Its Not Debtors Prison But Pretty Close

home lein
Can the state actually take your home for medical bills? Under certain conditions the answer is yes and it targets the elderly specifically. This federal law has been a well-kept secret since its inception in 1993 when all states had the option since Medicaid began in 1965 to recover some medical cost from recipients after they die. However, it was optional and states could only recoup Medicaid costs spent on those 65 years or older. When Congress passed the 1993 omnibus budget bill it “required” states to recover the expense on long-term care and related costs for deceased Medicaid recipients at 65 or older. The affordable care act did nothing to change this existing federal law. It did however move the age backward to 55 years old after considering the aging baby boomer population on the horizon. That puts potentially more estates on the hook for Medicaid reimbursements after the beneficiary dies. Medicaid is a joint federal-state program and as in any other program receiving money from the federal government, can be penalized for not complying with federal criteria.
So what does that mean exactly? It simply means that if you or your parent or your grandparent owns a home or property and is over the age of 55 could find themselves in a position of a lien on their home to recoup Medicaid spending after they die. No one expects to be a user of the Medicaid program but long-term illnesses or severe accidents that can cap out the best insurance policy can land us there in a matter of days. The services that the state Medicaid program seek recovery for is nursing facility services, home and community-based services, and related hospital and prescription drug services. There are “some” stipulations that could keep them from placing a lien on the individual’s home. The areas where states may not recover monies is if the individual is survived by a spouse who lives in the home, a child under 21, or blind or disabled child of any age living in the home. However, considering this age group that criteria usually does not apply.
The best advice of course, if you can financially afford it, is to talk with an Elder Law attorney in your local state.
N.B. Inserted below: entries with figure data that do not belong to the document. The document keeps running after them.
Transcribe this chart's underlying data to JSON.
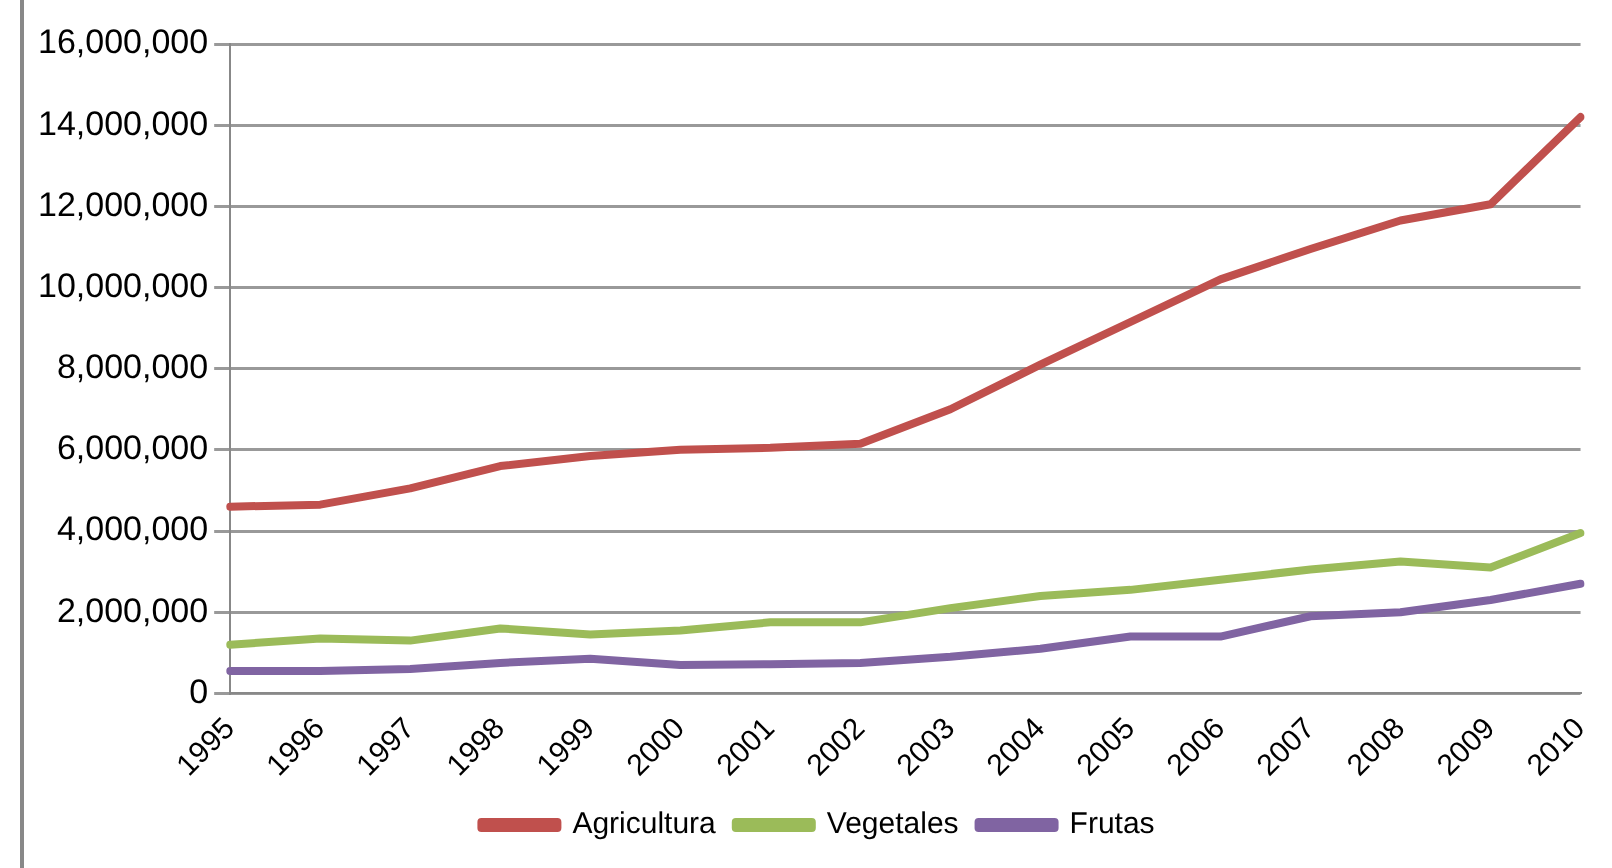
{
  "chart_data": {
    "type": "line",
    "categories": [
      "1995",
      "1996",
      "1997",
      "1998",
      "1999",
      "2000",
      "2001",
      "2002",
      "2003",
      "2004",
      "2005",
      "2006",
      "2007",
      "2008",
      "2009",
      "2010"
    ],
    "series": [
      {
        "name": "Agricultura",
        "color": "#c0504d",
        "values": [
          4600000,
          4650000,
          5050000,
          5600000,
          5850000,
          6000000,
          6050000,
          6150000,
          7000000,
          8100000,
          9150000,
          10200000,
          10950000,
          11650000,
          12050000,
          14200000
        ]
      },
      {
        "name": "Vegetales",
        "color": "#9bbb59",
        "values": [
          1200000,
          1350000,
          1300000,
          1600000,
          1450000,
          1550000,
          1750000,
          1750000,
          2100000,
          2400000,
          2550000,
          2800000,
          3050000,
          3250000,
          3100000,
          3950000
        ]
      },
      {
        "name": "Frutas",
        "color": "#8064a2",
        "values": [
          550000,
          550000,
          600000,
          750000,
          850000,
          700000,
          720000,
          750000,
          900000,
          1100000,
          1400000,
          1400000,
          1900000,
          2000000,
          2300000,
          2700000
        ]
      }
    ],
    "ylim": [
      0,
      16000000
    ],
    "yticks": [
      0,
      {
        "value": 2000000,
        "label": "2,000,000"
      },
      {
        "value": 4000000,
        "label": "4,000,000"
      },
      {
        "value": 6000000,
        "label": "6,000,000"
      },
      {
        "value": 8000000,
        "label": "8,000,000"
      },
      {
        "value": 10000000,
        "label": "10,000,000"
      },
      {
        "value": 12000000,
        "label": "12,000,000"
      },
      {
        "value": 14000000,
        "label": "14,000,000"
      },
      {
        "value": 16000000,
        "label": "16,000,000"
      }
    ],
    "grid": "y",
    "legend": "bottom",
    "marker": "none",
    "line_style": "solid"
  }
}
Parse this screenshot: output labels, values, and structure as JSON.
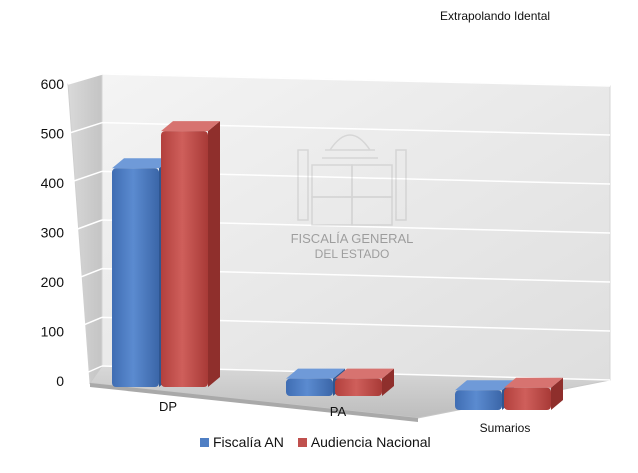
{
  "chart_data": {
    "type": "bar",
    "title": "Extrapolando Idental",
    "categories": [
      "DP",
      "PA",
      "Sumarios"
    ],
    "series": [
      {
        "name": "Fiscalía AN",
        "values": [
          470,
          35,
          40
        ],
        "color": "#4f7fc4"
      },
      {
        "name": "Audiencia Nacional",
        "values": [
          550,
          35,
          45
        ],
        "color": "#c0504d"
      }
    ],
    "yticks": [
      "0",
      "100",
      "200",
      "300",
      "400",
      "500",
      "600"
    ],
    "ylim": [
      0,
      600
    ],
    "xlabel": "",
    "ylabel": "",
    "grid": true,
    "legend_position": "bottom",
    "style": "3d-column",
    "watermark": {
      "line1": "FISCALÍA GENERAL",
      "line2": "DEL ESTADO"
    }
  }
}
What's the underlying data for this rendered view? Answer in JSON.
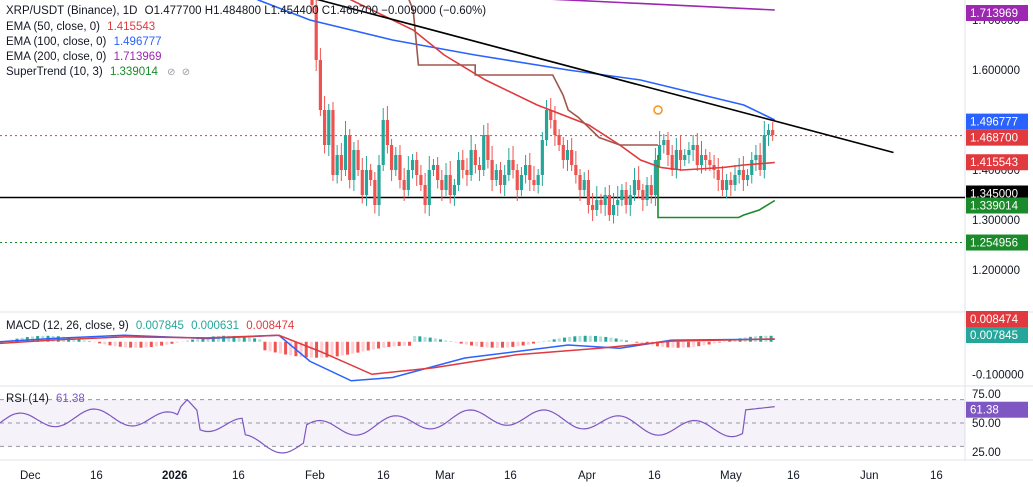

If you cannot afford one however here are some thoughts that might help you out.
  • The “look back” period to transfer property in order to be eligible for Medicaid is five years. Most times people don’t have this option as a sudden illness appears unexpectedly. But if you think you have the time to put your home in a loved one’s name or friend before something happens that would be the best course of action.
  • If there’s no one to leave the property to think of selling and using the money to sustain a lifestyle out of the nursing home and in your own control. You might be able to trade down to a smaller more accessible home.
  • You might even look into the reverse mortgage programs. If you qualify the money can help you stay out of the system by enabling you to remodel accessible features and give you control and independence that would allow you to remain in your own home.
Being proactive is the only way to ensure your house and property goes where you wanted to. You can research Medicaid Estate Recovery and liens on the web to get more information.